Chiron is asleep in the middle of the quilt, and I can see that Wren is on his own for this watch.
I rub my eyes and wrap my cloak about me.
This is the first time I’ve actually had the chance to talk to Wren alone, and I’d like the opportunity to do that.
I walk over to him, careful not to wake Chiron as I leave the quilt. Leaves crunch underneath my feet, but they are quiet, another note in the music of the forest.
Wren notices me now as I sit down next to him, folding my legs to the side.
“Thank you for keeping watch. I really needed the sleep.”
Wren nods his welcome to me, and to my surprise, he responds,
“I spend many nights awake; I enjoy the quiet. Usually, it’s in my library, but the forest is good too.” I like that, and I can relate to it.

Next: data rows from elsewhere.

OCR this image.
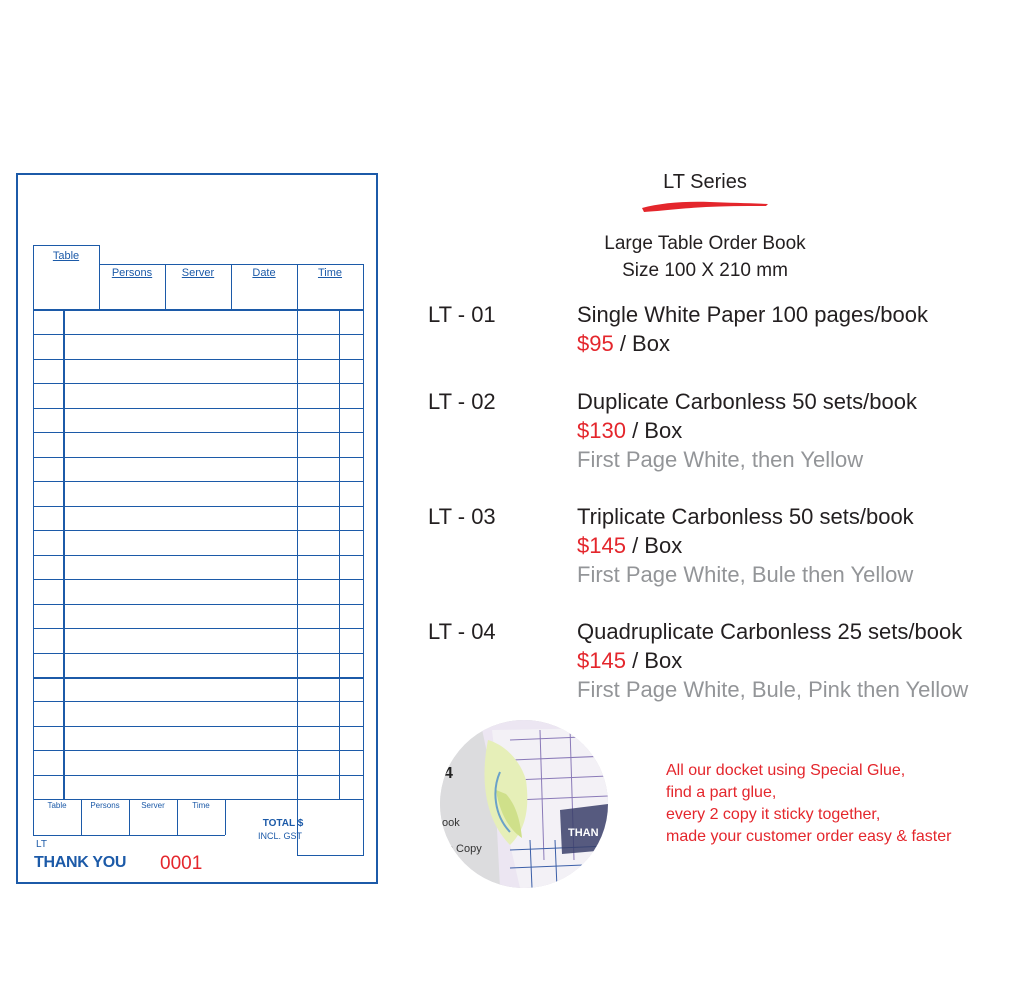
Table
Persons	Server	Date	Time
Table	Persons	Server	Time
TOTAL $
INCL. GST
LT
THANK YOU 0001
LT Series
Large Table Order Book
Size 100 X 210 mm
LT - 01	Single White Paper 100 pages/book
$95 / Box
LT - 02	Duplicate Carbonless 50 sets/book
$130 / Box
First Page White, then Yellow
LT - 03	Triplicate Carbonless 50 sets/book
$145 / Box
First Page White, Bule then Yellow
LT - 04	Quadruplicate Carbonless 25 sets/book
$145 / Box
First Page White, Bule, Pink then Yellow
THAN
4
ook
ss Copy
All our docket using Special Glue,
find a part glue,
every 2 copy it sticky together,
made your customer order easy & faster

“What were you writing about earlier? You seemed very invested in it.” There is no judgment in my tone, only curiosity.
“Oh, I was recalling our experience in the Rite—from my limited perspective, of course. Also, the journey so far. I like to keep a record of events, the important ones.” I nod my understanding.
He’s a scholar, it’s what the Isle of Men is known for, of course, but Wren is serious about his work, proud.
“I enjoy my time in our Sanctuary, on the Isle. My studies have been geared toward the history of Naedra and the Isle. Recently, a lot about Elemyr, of course. But also, the sight—precognition.”
Wren looks at me now, seriously but not sternly. Like a fellow student of history, with respect.
“I don’t just want to be someone who learns about the happenings of the Kingdom. As I experience them, I want to chronicle them myself and share them.”
I smile because I appreciate that as well. Wren isn’t only a scholar, he’s a teacher. He genuinely enjoys taking everything in.
I yawn, knowing I should go back to sleep. When I shift to stand, Wren offers me his hand for balance. I accept it, thanking him.
“Goodnight, Wren, thank you again. For staying up and for telling me more about your work.”
“Same to you, Vonetta. Goodnight.”
When I lie back down on the quilt, I do so on my right side, facing away from Chiron. My small conversation with Wren was good. I’m glad we got to do that, I think, as I move into a comfortable position.
Chiron shifts behind me, and his heavy arm falls across my waist again. When I first woke this morning, this felt awkward. But I am weary and sore from this day. Now it feels…safe? I don’t have much space to consider it because I fall asleep with ease.